The lavatory attendant employed by the defendant council was absent. She then tried in vain for some 10 to 15 minutes to try and attract attention by banging on the door and shouting, and by banging on the window visible to the outside world. At this point she decided to see if she could attract attention by shouting waving or appearing over the top of the lavatory door. She thought also that she could perhaps climb out. Having climbed onto the toilet, putting one foot on the toilet roll holder and hanging on to a pipe she soon realised she could not. On climbing down, she allowed her weight to fall on the toilet roll holder, which turned round causing her to slip and fall. She was injured in a way described in the case as "not trivial…(but) not serious".1

In the claimant's action for damages against the defendants, they were found to be negligent. However they were found not to be liable for the damages caused to the claimant, as they were too remote. The defendants made no appeal against the finding of their negligence, but the claimant asked the Court of Appeal to review the judgement on her damages. Remoteness is a doctrine long held in English law as a defence to damages claims, which seeks to limit liability as the result of an act of negligence. McKendrick explains the justification for the doctrine as trying to prevent the unfairness of allowing a negligent party to be liable for every injury that could be linked, however tenuously to the act of negligence.2

Without this rule it could be possible for a claimant to break a heel on a broken pavestone, then sue for damages if she fell the next day, blaming the fall on uncomfortable shoes she would not have been wearing had the original pair not been broken. In answering the question of remoteness the judges followed the established rule of first set out in Hadley v Baxendale (1854), 9 Exch. 341; 23 L.J.Ex. 179. This states that for the negligent party to liable for the loss in question it must be a natural and probable consequence of the negligence, and has been affirmed many times in cases since.
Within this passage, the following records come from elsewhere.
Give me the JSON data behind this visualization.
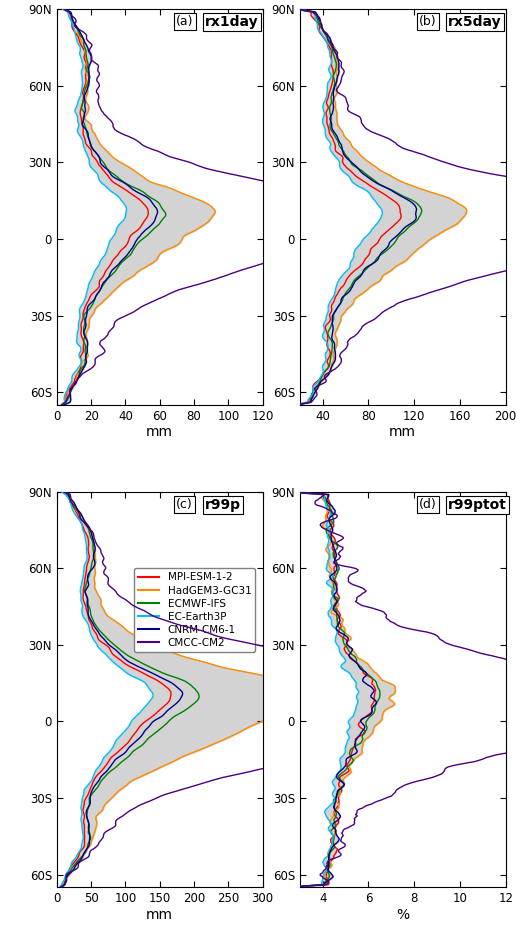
{
  "title": "",
  "subplots": [
    {
      "label": "(a)",
      "title": "rx1day",
      "xlabel": "mm",
      "xlim": [
        0,
        120
      ],
      "xticks": [
        0,
        20,
        40,
        60,
        80,
        100,
        120
      ]
    },
    {
      "label": "(b)",
      "title": "rx5day",
      "xlabel": "mm",
      "xlim": [
        20,
        200
      ],
      "xticks": [
        40,
        80,
        120,
        160,
        200
      ]
    },
    {
      "label": "(c)",
      "title": "r99p",
      "xlabel": "mm",
      "xlim": [
        0,
        300
      ],
      "xticks": [
        0,
        50,
        100,
        150,
        200,
        250,
        300
      ]
    },
    {
      "label": "(d)",
      "title": "r99ptot",
      "xlabel": "%",
      "xlim": [
        3,
        12
      ],
      "xticks": [
        4,
        6,
        8,
        10,
        12
      ]
    }
  ],
  "ylim": [
    -65,
    90
  ],
  "yticks": [
    -60,
    -30,
    0,
    30,
    60,
    90
  ],
  "yticklabels": [
    "60S",
    "30S",
    "0",
    "30N",
    "60N",
    "90N"
  ],
  "models": [
    {
      "name": "MPI-ESM-1-2",
      "color": "#ff0000"
    },
    {
      "name": "HadGEM3-GC31",
      "color": "#ff8c00"
    },
    {
      "name": "ECMWF-IFS",
      "color": "#008000"
    },
    {
      "name": "EC-Earth3P",
      "color": "#00bfff"
    },
    {
      "name": "CNRM-CM6-1",
      "color": "#00008b"
    },
    {
      "name": "CMCC-CM2",
      "color": "#4b0082"
    }
  ],
  "background_color": "#ffffff",
  "shade_color": "#c8c8c8"
}
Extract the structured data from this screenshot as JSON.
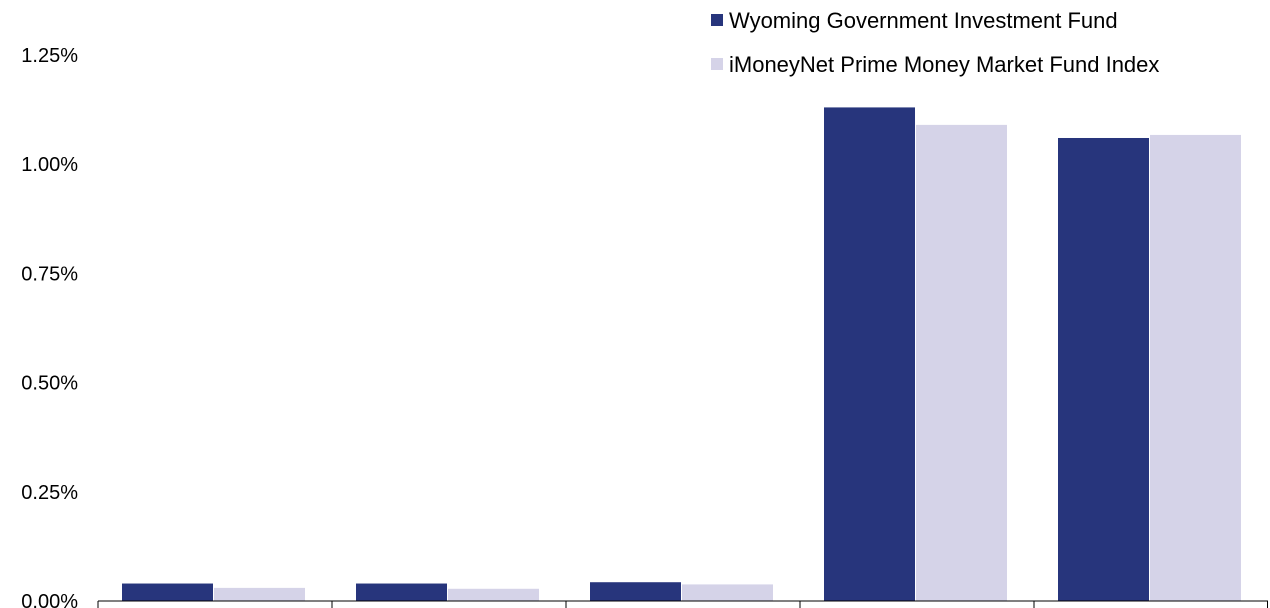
{
  "chart_data": {
    "type": "bar",
    "categories": [
      "",
      "",
      "",
      "",
      ""
    ],
    "series": [
      {
        "name": "Wyoming Government Investment Fund",
        "values": [
          0.04,
          0.04,
          0.043,
          1.13,
          1.06
        ],
        "color": "#27357c"
      },
      {
        "name": "iMoneyNet Prime Money Market Fund Index",
        "values": [
          0.03,
          0.028,
          0.038,
          1.09,
          1.067
        ],
        "color": "#d5d3e8"
      }
    ],
    "title": "",
    "xlabel": "",
    "ylabel": "",
    "ylim": [
      0,
      1.25
    ],
    "yticks": [
      "0.00%",
      "0.25%",
      "0.50%",
      "0.75%",
      "1.00%",
      "1.25%"
    ],
    "grid": false,
    "legend_position": "top-right"
  }
}
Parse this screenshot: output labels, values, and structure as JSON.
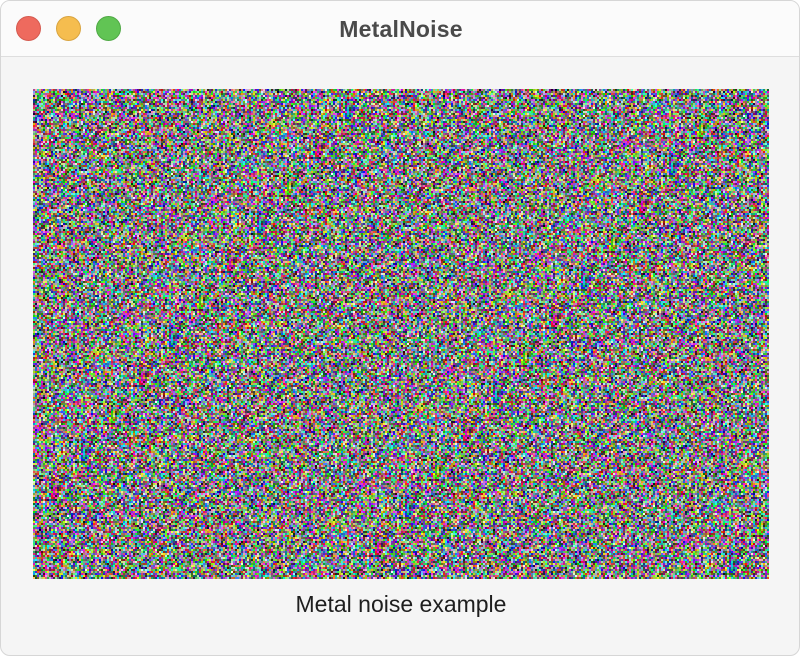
{
  "window": {
    "title": "MetalNoise",
    "controls": {
      "close": "close-button",
      "minimize": "minimize-button",
      "zoom": "zoom-button"
    }
  },
  "view": {
    "content": "random color noise",
    "caption": "Metal noise example"
  },
  "colors": {
    "close": "#ee6a5e",
    "minimize": "#f5bd4f",
    "zoom": "#61c454",
    "background": "#f5f5f5"
  }
}
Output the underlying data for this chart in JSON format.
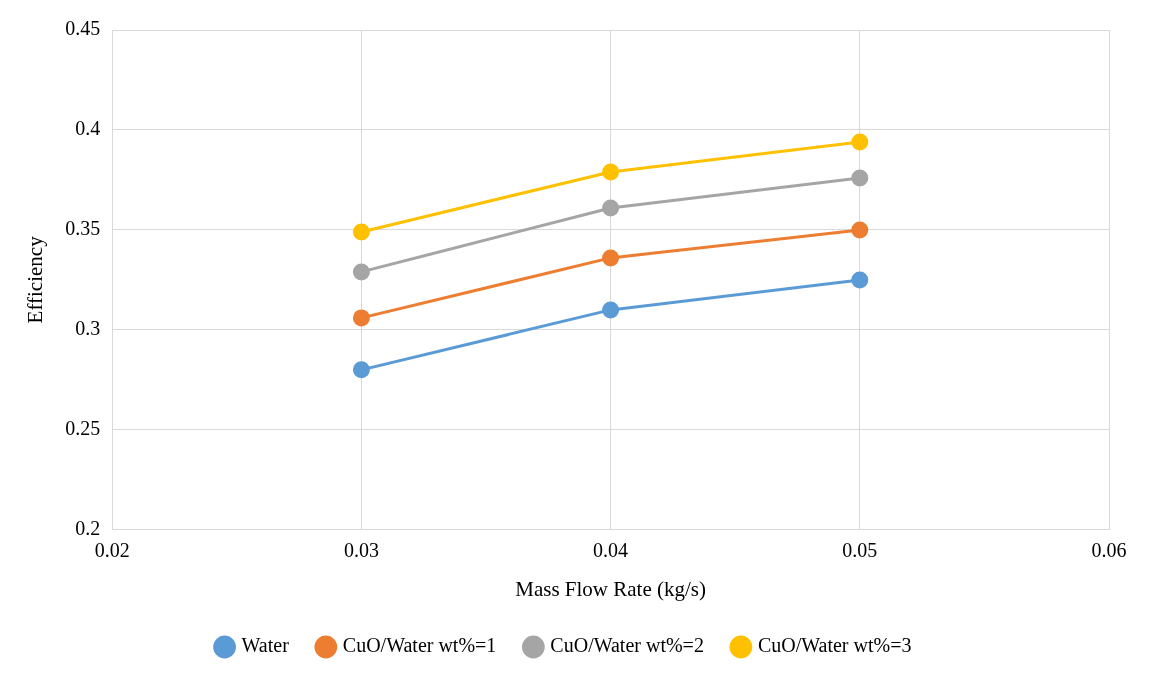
{
  "chart_data": {
    "type": "line",
    "xlabel": "Mass Flow Rate (kg/s)",
    "ylabel": "Efficiency",
    "x": [
      0.03,
      0.04,
      0.05
    ],
    "series": [
      {
        "name": "Water",
        "color": "#5b9bd5",
        "values": [
          0.28,
          0.31,
          0.325
        ]
      },
      {
        "name": "CuO/Water wt%=1",
        "color": "#ed7d31",
        "values": [
          0.306,
          0.336,
          0.35
        ]
      },
      {
        "name": "CuO/Water wt%=2",
        "color": "#a5a5a5",
        "values": [
          0.329,
          0.361,
          0.376
        ]
      },
      {
        "name": "CuO/Water wt%=3",
        "color": "#ffc000",
        "values": [
          0.349,
          0.379,
          0.394
        ]
      }
    ],
    "xlim": [
      0.02,
      0.06
    ],
    "xticks": [
      0.02,
      0.03,
      0.04,
      0.05,
      0.06
    ],
    "ylim": [
      0.2,
      0.45
    ],
    "yticks": [
      0.2,
      0.25,
      0.3,
      0.35,
      0.4,
      0.45
    ],
    "grid": true,
    "legend": "bottom",
    "marker": "circle",
    "line_style": "solid"
  }
}
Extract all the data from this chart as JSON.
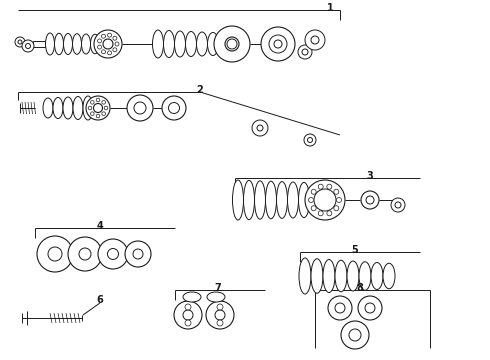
{
  "bg_color": "#ffffff",
  "line_color": "#1a1a1a",
  "fig_width": 4.9,
  "fig_height": 3.6,
  "dpi": 100,
  "xlim": [
    0,
    490
  ],
  "ylim": [
    0,
    360
  ]
}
The judges concurred that the answer in this case was no, the damage was not too remote. In his reasoning Lord Morris was clear in his application of the Hadley v Baxendale test saying: "The most natural and reasonable action on the part of someone who finds herself undersignedly confined is to seek the means of escape. Those who are responsible for the unjustifiable detention can hardly, either with good grace or with sound reason, be entitled to be astute in offering criticism of the actions of the unfortunate victim." 

He proceed to explain his following of reasoning given by Field J, in Robson v North Eastern Ry. Co4 who said: "if a person by a negligent breach of duty expose the person towards whom the duty is contracted to obvious peril, the act of the latter in endeavouring to escape from the peril, although it may be the immediate cause of the injury, is not the less to be regarded as the wrongful act of the wrongdoer." He continued his reference to that judgement to explain the extension of this reasoning to include grave inconvenience in the subsequent case, Adams v Lancashire and Yorkshire Ry. Co.5

Adams had been cited as an authority for the Sayers case and had been relied on heavily in the original hearing, and by the defence in the appeal, but was distinguished most emphatically, in particular by Lord Evershed. He refuted the claim that in both situations the claimant had suffered a minor inconvenience, saying the inconvenience to the claimant in Sayers was in fact "appreciable, if not substantial". He also stated the current case was distinguished from Adams on the level of danger in which the claimant had put herself, in relation to the inconvenience she was in, describing it as "not unreasonable".